In my approach everything is evenly weighted before it hits the UMAP part, but now that you’ve raised the question - I think that it’s likely to produce better results if certain stats are heavily weighted over others. Min/max might actually be misleading, especially if those values are derived from a single frame from thousands for example. An approach would be time weighting maxima/minima, or an average/median of the maximums. As you’ve demonstrated before in ag, you could also do content-aware weighting with the loudness of the frame etc to get rid of mostly silent stuff. Actually, that really simple code snippet you posted somewhere else on the forum showing weighting with numpy inspired me to put post/pre hooks into FTIS for each stage of analysis, allowing you to do custom weighting.

tremblap · November 17, 2020, 11:56am

This is what I’m trying to find out for the last year I’m exploring the balance between curating the number of descriptors, their respective weights, their redundancies in a given corpus and query, and their scale (lin or log with whitening and other preprocessing) and I cannot get generalised answers… so I embrace the mess and explore for each query until I will get to something inspiring at that moment with that query… if I get anything more generalisable, I’ll share but for now, it is quite messy…

tremblap · November 17, 2020, 12:03pm

@b.hackbarth I should add that @groma used very convincinly mean-stddev-min-max and the same on 1st deriv on his FluidCorpusMap paper, which is python code so you can have a peak in the normalisation that he is doing in there

b.hackbarth · November 17, 2020, 12:19pm

Thanks pa. You mean this one: https://www.nime.org/proceedings/2019/nime2019_paper060.pdf ?

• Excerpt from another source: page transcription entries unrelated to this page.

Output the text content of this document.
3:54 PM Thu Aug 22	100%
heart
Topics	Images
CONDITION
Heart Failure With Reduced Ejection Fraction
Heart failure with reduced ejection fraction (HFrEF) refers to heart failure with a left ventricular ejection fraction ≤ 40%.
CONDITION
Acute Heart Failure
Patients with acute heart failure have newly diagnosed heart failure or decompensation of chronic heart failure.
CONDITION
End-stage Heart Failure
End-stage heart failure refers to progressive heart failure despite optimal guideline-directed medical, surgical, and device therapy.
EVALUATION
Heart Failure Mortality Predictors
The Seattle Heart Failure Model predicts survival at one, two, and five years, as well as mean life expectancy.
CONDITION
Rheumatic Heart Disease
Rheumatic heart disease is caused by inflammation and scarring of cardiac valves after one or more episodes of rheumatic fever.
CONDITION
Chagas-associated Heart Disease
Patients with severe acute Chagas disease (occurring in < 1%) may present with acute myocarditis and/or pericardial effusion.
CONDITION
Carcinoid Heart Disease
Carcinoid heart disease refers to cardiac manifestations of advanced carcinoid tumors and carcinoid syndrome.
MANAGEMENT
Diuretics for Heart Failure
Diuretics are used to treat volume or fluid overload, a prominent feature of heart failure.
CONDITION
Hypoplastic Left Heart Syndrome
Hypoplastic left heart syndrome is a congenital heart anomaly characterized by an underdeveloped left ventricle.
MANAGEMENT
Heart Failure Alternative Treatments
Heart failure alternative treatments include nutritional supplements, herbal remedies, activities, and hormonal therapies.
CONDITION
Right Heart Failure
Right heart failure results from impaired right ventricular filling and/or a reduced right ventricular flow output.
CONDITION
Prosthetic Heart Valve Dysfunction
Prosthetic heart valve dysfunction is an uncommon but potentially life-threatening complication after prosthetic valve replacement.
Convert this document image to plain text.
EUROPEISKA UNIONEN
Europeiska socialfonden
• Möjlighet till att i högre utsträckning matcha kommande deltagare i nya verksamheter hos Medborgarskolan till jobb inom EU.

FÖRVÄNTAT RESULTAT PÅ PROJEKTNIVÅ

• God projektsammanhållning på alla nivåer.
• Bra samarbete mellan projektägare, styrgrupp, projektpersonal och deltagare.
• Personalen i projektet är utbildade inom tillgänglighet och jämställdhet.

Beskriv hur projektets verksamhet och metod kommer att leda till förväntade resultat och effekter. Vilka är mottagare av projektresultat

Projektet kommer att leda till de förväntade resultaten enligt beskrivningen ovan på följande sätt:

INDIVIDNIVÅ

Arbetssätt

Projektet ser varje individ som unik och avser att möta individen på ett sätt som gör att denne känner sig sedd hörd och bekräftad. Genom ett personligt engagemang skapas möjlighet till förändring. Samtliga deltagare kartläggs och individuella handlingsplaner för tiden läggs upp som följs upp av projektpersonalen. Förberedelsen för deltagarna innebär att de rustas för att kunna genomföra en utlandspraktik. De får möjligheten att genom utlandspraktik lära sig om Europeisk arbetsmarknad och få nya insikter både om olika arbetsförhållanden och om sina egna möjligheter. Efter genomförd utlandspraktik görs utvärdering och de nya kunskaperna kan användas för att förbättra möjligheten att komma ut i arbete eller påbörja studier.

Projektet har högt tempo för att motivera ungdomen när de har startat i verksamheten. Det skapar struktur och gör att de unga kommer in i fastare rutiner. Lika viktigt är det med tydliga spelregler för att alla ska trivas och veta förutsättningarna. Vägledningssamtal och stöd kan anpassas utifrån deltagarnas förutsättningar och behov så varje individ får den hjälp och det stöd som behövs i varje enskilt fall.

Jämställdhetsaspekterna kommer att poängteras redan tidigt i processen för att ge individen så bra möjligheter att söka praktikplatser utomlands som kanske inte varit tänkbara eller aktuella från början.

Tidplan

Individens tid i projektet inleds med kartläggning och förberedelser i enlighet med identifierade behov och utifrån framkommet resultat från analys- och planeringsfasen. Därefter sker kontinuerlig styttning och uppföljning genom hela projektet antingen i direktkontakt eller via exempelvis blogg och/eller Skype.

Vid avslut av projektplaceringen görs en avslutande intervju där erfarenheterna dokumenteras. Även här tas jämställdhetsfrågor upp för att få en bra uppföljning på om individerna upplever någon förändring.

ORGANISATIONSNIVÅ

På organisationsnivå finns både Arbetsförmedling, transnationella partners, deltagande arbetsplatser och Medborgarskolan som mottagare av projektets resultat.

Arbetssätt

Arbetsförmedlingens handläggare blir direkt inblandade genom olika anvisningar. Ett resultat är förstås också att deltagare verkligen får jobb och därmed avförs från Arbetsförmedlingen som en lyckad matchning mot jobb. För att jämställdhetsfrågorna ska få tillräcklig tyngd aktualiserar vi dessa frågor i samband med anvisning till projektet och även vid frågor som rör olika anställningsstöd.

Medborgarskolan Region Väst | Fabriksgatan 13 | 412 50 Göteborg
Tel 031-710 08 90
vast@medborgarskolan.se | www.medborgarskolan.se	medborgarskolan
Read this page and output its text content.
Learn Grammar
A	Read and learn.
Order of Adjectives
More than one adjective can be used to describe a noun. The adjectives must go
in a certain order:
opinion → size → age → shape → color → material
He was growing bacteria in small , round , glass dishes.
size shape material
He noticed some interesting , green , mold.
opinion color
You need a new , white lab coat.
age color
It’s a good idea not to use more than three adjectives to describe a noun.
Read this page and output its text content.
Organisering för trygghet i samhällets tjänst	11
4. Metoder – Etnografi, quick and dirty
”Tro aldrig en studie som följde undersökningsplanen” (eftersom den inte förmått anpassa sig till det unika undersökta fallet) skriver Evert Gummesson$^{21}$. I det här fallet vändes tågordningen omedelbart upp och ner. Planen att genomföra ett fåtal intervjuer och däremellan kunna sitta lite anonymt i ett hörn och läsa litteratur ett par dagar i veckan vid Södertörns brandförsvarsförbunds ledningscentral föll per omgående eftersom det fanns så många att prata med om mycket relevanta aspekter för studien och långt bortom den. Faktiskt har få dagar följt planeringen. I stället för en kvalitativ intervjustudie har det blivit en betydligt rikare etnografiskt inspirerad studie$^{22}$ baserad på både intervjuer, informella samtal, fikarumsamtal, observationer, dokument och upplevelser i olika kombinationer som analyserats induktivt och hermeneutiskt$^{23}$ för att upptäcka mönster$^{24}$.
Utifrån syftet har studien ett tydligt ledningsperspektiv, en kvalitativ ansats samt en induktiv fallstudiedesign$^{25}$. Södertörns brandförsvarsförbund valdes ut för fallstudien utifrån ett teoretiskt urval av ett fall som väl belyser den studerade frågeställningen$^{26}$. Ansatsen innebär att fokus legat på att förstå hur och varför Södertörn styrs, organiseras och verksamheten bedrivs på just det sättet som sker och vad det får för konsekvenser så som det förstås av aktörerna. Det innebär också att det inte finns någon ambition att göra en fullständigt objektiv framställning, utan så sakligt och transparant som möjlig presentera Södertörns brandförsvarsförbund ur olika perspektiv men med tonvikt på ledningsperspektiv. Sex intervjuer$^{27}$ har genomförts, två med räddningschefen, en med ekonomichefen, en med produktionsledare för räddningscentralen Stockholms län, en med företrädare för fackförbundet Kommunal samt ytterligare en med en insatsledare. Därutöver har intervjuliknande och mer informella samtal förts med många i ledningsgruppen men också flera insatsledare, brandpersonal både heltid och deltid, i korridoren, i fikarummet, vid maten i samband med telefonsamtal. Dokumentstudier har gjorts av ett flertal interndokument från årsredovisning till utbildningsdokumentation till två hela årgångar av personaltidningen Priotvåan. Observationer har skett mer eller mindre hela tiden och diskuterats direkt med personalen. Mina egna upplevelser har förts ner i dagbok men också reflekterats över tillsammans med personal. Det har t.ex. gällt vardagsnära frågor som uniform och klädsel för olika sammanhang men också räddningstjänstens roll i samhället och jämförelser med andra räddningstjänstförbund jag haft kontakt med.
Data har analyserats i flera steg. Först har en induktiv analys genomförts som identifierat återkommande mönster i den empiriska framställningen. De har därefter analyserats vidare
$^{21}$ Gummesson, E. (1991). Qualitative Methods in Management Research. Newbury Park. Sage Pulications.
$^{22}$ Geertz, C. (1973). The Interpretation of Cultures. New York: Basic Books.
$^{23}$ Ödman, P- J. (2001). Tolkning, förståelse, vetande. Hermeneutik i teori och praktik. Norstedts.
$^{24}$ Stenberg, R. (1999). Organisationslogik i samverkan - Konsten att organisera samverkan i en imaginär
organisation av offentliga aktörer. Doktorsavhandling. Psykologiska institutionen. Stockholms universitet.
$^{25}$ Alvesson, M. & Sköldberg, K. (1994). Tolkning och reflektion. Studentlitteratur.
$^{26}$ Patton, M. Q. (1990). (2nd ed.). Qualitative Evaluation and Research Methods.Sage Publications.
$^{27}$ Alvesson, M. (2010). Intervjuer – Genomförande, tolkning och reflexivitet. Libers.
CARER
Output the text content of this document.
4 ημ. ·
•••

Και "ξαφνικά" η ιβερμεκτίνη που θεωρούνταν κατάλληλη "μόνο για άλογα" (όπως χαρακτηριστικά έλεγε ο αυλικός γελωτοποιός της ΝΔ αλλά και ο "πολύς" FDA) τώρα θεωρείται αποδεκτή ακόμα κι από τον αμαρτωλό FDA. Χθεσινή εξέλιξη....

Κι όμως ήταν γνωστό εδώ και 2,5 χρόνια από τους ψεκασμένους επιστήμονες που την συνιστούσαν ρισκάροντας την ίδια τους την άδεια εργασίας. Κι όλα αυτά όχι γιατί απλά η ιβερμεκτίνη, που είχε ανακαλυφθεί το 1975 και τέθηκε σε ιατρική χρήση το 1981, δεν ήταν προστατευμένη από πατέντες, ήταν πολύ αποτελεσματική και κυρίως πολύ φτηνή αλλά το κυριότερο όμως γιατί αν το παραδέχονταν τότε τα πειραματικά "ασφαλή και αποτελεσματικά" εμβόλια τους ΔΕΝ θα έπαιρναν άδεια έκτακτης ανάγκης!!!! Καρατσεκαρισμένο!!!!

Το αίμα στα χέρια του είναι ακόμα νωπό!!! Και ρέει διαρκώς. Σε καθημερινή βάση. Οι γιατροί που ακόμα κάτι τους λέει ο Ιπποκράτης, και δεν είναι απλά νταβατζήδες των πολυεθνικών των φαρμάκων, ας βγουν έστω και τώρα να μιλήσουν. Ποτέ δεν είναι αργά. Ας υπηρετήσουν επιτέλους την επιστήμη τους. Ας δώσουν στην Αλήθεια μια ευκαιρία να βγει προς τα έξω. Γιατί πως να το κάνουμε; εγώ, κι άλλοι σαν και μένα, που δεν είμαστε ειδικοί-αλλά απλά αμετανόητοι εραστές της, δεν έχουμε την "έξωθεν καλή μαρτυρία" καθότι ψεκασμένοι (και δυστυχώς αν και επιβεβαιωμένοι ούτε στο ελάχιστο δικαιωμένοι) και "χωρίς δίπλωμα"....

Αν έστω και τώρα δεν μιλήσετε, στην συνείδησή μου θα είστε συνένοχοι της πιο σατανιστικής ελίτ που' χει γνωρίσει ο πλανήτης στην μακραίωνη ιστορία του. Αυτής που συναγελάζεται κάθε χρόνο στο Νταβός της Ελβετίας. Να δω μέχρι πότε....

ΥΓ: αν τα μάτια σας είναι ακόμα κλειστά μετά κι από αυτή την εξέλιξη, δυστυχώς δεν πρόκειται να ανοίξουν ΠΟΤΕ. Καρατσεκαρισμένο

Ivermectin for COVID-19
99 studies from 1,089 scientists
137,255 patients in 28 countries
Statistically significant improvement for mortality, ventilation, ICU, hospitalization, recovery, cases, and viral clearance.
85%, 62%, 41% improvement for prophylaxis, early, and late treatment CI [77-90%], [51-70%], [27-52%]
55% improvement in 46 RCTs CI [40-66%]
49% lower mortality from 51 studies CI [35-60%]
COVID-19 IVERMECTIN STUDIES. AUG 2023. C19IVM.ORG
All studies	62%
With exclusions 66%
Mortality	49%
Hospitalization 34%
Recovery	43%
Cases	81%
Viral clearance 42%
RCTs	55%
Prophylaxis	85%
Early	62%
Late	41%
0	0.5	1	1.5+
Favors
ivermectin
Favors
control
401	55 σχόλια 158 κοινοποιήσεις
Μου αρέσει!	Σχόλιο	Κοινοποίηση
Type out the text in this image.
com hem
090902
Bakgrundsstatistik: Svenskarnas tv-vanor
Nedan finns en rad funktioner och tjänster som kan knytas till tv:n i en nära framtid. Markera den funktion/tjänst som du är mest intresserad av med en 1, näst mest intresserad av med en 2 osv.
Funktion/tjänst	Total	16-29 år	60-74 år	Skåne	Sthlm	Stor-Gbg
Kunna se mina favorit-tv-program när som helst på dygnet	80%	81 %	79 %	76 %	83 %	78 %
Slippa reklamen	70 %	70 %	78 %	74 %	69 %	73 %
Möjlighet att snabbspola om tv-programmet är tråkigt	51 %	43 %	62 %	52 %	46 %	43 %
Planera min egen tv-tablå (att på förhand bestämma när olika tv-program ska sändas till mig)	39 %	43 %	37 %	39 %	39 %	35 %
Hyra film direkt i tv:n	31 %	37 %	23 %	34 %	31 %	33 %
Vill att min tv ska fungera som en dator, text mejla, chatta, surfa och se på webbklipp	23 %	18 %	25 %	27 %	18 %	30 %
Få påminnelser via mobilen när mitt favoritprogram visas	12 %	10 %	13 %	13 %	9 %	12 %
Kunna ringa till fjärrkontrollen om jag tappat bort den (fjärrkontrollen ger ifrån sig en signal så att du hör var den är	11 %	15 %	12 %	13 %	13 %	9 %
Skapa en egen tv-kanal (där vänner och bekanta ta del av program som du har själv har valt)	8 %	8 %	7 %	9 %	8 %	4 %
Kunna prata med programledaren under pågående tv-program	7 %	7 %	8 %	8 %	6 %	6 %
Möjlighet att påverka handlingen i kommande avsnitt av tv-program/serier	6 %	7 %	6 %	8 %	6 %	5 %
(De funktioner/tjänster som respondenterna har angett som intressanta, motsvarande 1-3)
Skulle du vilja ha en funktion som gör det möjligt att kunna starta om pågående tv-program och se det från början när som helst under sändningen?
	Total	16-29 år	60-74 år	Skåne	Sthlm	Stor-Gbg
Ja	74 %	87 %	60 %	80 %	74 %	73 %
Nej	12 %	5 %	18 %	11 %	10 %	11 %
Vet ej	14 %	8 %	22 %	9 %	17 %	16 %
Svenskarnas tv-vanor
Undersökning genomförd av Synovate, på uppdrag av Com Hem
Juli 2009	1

It seems like, according to 3.4 Summarization and 3.5 Dimensionality reduction, no weighting of features is done before data reduction.

b.hackbarth · November 17, 2020, 12:28pm

+1. I was also thinking that this could become an issue with samples with differing amounts of background noise/tape hiss/etc.

Right back at you. audioguide 1.5 is out and, inspired by your paper (and others), it includes new descriptor types for things like centroid-minseg and noisiness-stdseg. I also added a ‘-stats’ suffix which is automatically translated into a combination of min/max/std/mean/kurt/skew. AudioGuide - Documentation

You can now do things like spass(‘closest’, d(‘mfccs-stats’), d(‘mfccs-delta-stats’)) to get the same feature arrays you are working with in FTIS.

Also, a very crude API is up online and working https://github.com/benhackbarth/audioguide/blob/master/apiExample.py

tremblap · November 17, 2020, 1:14pm

I’ll ask him later if he doesn’t jump on it here as I really, really worked on this in the last few weeks and I keep bumping into new ‘best practices’ that are too situated… it is very much in my head

jamesbradbury · November 18, 2020, 2:19pm

Awesome! I’ll take a look because my stats implementation is a tangley code blob that needs redoing. As a result its slow, and everytime I look at it I forget whats going on.

I’ve been keeping my eye on this, not becauase it doesn’t look mature or nice but just because my main time sink right now is writing my thesis I’ve got a major version incoming for FTIS as part of freezing that for submission but then I’m totally unhinging it again and working on more experimental branches. AudioGuide is first on the list to get incorporated, as having my way of reasoning around it would make it potentially central to my practice.